The basic premise is that there are three doors, behind one is a prize. The contestant makes a guess as to which door has the prize. In this case the odds of winning are one in three. But after the guess is make the host of the game opens one of the two remaining doors, showing no prize behind it. The question is should the contestant change his guess from the original door to the remaining closed door.
The simplest was to understand this is to consider that two times out of three the prize will be behind the doors that the contestant did not choose. The host will always open a door that does not contain a prize. So two thirds of the time the remaining door will have the prize.
So, one time in three the spectator will choose the winning door, but two times in three they will win by switching. Below is a simple Html/Javascript program showing this.
Html
<!DOCTYPE html>
<html>
<head>
<title> Monty Hall Paradox</title>
<script
src="https://code.jquery.com/jquery-3.4.1.slim.min.js"
integrity="sha256-pasqAKBDmFT4eHoN2ndd6lN370kFiGUFyTiUHWhU7k8="
crossorigin="anonymous"></script>
<script src="//cdnjs.cloudflare.com/ajax/libs/numeral.js/2.0.6/numeral.min.js"></script>
<script type="text/javascript" src="./scripts/hall.js"></script>
<style type="text/css">
body { padding:20px 100px;}
</style>
</head>
<body>
<div id="noswitch"></div>
<div id="switch"></div>
</body>
</html>Javascript
/*
Monty Hall paradox
*/
$(function()
{
var cycles = 10000;
var wins = 0;
var losses = 0;
var doors = [0,0,0];
for (var i = 0; i<cycles; i++)
{
// initialize the doors
doors = [0,0,0];
// randomly assign a winning doors
doors[Math.floor(Math.random() * 3)] = 1;
// make a guess
doors[Math.floor(Math.random() * 3)] == 1 ? wins += 1 : losses += 1;
}
var perwin = numeral((wins/cycles)).format("00.0%")
var perlose = numeral((losses/cycles)).format("00.0%")

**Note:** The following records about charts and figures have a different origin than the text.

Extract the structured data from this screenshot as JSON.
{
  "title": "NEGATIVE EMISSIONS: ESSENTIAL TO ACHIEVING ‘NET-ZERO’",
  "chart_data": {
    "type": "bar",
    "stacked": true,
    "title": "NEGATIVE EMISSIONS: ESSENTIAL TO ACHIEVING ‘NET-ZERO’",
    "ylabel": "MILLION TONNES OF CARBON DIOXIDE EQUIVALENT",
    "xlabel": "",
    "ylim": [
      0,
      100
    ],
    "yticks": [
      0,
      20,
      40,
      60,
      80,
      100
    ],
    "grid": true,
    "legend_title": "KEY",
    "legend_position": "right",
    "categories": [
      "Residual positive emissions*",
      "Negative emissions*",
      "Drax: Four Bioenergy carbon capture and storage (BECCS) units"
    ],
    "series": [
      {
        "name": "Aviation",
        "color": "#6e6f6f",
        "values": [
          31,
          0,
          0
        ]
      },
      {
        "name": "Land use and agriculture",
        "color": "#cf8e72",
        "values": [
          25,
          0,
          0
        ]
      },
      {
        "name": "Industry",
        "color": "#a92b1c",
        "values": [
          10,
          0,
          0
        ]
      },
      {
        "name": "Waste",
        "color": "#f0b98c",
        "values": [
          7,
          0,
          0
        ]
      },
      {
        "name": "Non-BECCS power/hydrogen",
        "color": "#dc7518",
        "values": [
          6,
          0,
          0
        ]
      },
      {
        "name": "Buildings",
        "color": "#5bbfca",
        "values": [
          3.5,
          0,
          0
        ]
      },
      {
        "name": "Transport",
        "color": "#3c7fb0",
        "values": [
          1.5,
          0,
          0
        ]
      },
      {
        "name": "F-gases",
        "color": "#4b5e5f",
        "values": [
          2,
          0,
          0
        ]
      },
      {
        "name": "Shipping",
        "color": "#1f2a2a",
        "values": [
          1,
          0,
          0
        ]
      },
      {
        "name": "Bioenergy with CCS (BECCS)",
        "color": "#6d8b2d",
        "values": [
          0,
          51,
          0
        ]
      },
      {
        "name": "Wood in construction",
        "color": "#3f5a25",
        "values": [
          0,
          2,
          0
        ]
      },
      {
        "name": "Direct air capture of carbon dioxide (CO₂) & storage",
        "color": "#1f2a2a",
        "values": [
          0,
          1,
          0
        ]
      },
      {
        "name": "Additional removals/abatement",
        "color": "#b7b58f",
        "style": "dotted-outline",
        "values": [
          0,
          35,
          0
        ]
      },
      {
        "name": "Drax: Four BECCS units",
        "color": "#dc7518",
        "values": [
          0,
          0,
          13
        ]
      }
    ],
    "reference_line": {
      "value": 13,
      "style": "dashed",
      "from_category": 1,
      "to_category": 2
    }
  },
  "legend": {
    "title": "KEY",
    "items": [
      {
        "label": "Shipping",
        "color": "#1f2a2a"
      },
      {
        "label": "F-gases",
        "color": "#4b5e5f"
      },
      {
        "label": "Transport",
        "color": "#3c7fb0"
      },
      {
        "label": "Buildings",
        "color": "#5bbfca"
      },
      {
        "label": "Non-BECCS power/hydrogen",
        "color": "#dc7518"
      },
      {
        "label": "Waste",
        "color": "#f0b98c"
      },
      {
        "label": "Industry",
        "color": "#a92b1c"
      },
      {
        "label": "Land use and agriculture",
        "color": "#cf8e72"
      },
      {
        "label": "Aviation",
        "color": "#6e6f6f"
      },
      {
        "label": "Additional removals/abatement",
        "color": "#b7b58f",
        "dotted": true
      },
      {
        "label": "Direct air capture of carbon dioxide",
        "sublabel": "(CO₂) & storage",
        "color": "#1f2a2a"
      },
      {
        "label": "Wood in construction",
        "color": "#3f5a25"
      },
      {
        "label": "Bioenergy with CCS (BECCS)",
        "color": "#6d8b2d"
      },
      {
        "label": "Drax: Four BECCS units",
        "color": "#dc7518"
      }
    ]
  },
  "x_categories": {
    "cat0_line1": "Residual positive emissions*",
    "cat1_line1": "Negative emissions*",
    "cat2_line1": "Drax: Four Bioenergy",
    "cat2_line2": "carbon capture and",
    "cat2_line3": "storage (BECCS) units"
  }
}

$("#noswitch").html("<p>Play without switching doors:</br>Wins: "+wins + " "+perwin+"<br />Losses: "+losses + " "+perlose+ "<br /></p>");
wins = 0;
losses = 0;
var guess = 0;
var flag = false;
for (var i = 0; i<cycles; i++)
{
// initialize doors
doors = [0,0,0];
// randomly assign a winning doors
doors[Math.floor(Math.random() * 3)] = 1;
// make a guess
guess = doors[Math.floor(Math.random() * 3)];
// look at the other doors, if both are 0 then loss, else win
flag = false;
for (var j=0; j< 3; j++)
{
if (j != guess && doors[j] == 1) // this door is one of the others and has the prize
{
flag = true;
}
}
flag == true ? wins += 1 : losses += 1;
}
perwin = numeral((wins/cycles)).format("00.0%")

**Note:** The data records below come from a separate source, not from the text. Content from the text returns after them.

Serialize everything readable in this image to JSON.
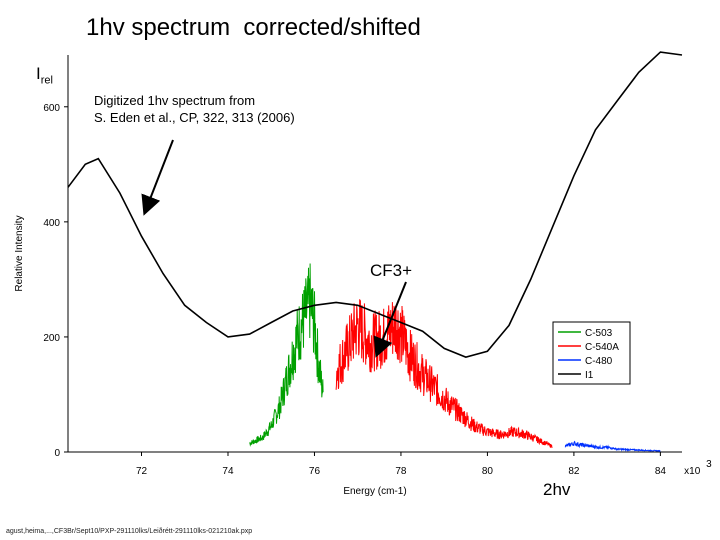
{
  "slide": {
    "title": "1hv spectrum  corrected/shifted",
    "irel_main": "I",
    "irel_sub": "rel",
    "note_line1": "Digitized 1hv spectrum from",
    "note_line2": "S. Eden et al., CP, 322, 313 (2006)",
    "cf3_label": "CF3+",
    "twohv_label": "2hv",
    "footer": "agust,heima,...,CF3Br/Sept10/PXP-291110lks/Leiðrétt-291110lks-021210ak.pxp"
  },
  "chart_data": {
    "type": "line",
    "xlabel": "Energy (cm-1)",
    "ylabel": "Relative Intensity",
    "x_multiplier_label": "x10",
    "x_multiplier_exp": "3",
    "xlim": [
      70.3,
      84.5
    ],
    "ylim": [
      0,
      690
    ],
    "xticks": [
      72,
      74,
      76,
      78,
      80,
      82,
      84
    ],
    "xtick_labels": [
      "72",
      "74",
      "76",
      "78",
      "80",
      "82",
      "84"
    ],
    "yticks": [
      0,
      200,
      400,
      600
    ],
    "ytick_labels": [
      "0",
      "200",
      "400",
      "600"
    ],
    "legend_position": "right",
    "series": [
      {
        "name": "C-503",
        "color": "#00a000",
        "x": [
          74.5,
          74.8,
          75.0,
          75.2,
          75.4,
          75.6,
          75.8,
          75.9,
          76.0,
          76.1,
          76.2
        ],
        "y": [
          15,
          25,
          45,
          80,
          140,
          200,
          240,
          260,
          220,
          150,
          100
        ]
      },
      {
        "name": "C-540A",
        "color": "#ff0000",
        "x": [
          76.5,
          76.7,
          77.0,
          77.3,
          77.6,
          77.9,
          78.2,
          78.5,
          78.8,
          79.1,
          79.4,
          79.7,
          80.0,
          80.3,
          80.6,
          80.9,
          81.2,
          81.5
        ],
        "y": [
          140,
          170,
          220,
          190,
          200,
          225,
          170,
          135,
          110,
          85,
          65,
          45,
          35,
          30,
          35,
          30,
          20,
          10
        ]
      },
      {
        "name": "C-480",
        "color": "#0030ff",
        "x": [
          81.8,
          82.0,
          82.2,
          82.4,
          82.6,
          82.8,
          83.0,
          83.3,
          83.6,
          84.0
        ],
        "y": [
          10,
          15,
          12,
          10,
          8,
          8,
          5,
          4,
          3,
          2
        ]
      },
      {
        "name": "I1",
        "color": "#000000",
        "x": [
          70.3,
          70.7,
          71.0,
          71.5,
          72.0,
          72.5,
          73.0,
          73.5,
          74.0,
          74.5,
          75.0,
          75.5,
          76.0,
          76.5,
          77.0,
          77.5,
          78.0,
          78.5,
          79.0,
          79.5,
          80.0,
          80.5,
          81.0,
          81.5,
          82.0,
          82.5,
          83.0,
          83.5,
          84.0,
          84.5
        ],
        "y": [
          460,
          500,
          510,
          450,
          375,
          310,
          255,
          225,
          200,
          205,
          225,
          245,
          255,
          260,
          255,
          240,
          225,
          210,
          180,
          165,
          175,
          220,
          300,
          390,
          480,
          560,
          610,
          660,
          695,
          690
        ]
      }
    ]
  }
}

perlose = numeral((losses/cycles)).format("00.0%")
$("#switch").html("<p>Play with switching doors:</br>Wins: "+wins + " "+perwin+"<br />Losses: "+losses + " "+perlose+ "<br /></p>");
});Output of the above program
Play without switching doors:
Wins: 3335 33.4%
Losses: 6665 66.6%
Play with switching doors:
Wins: 6604 66.0%
Losses: 3396 34.0%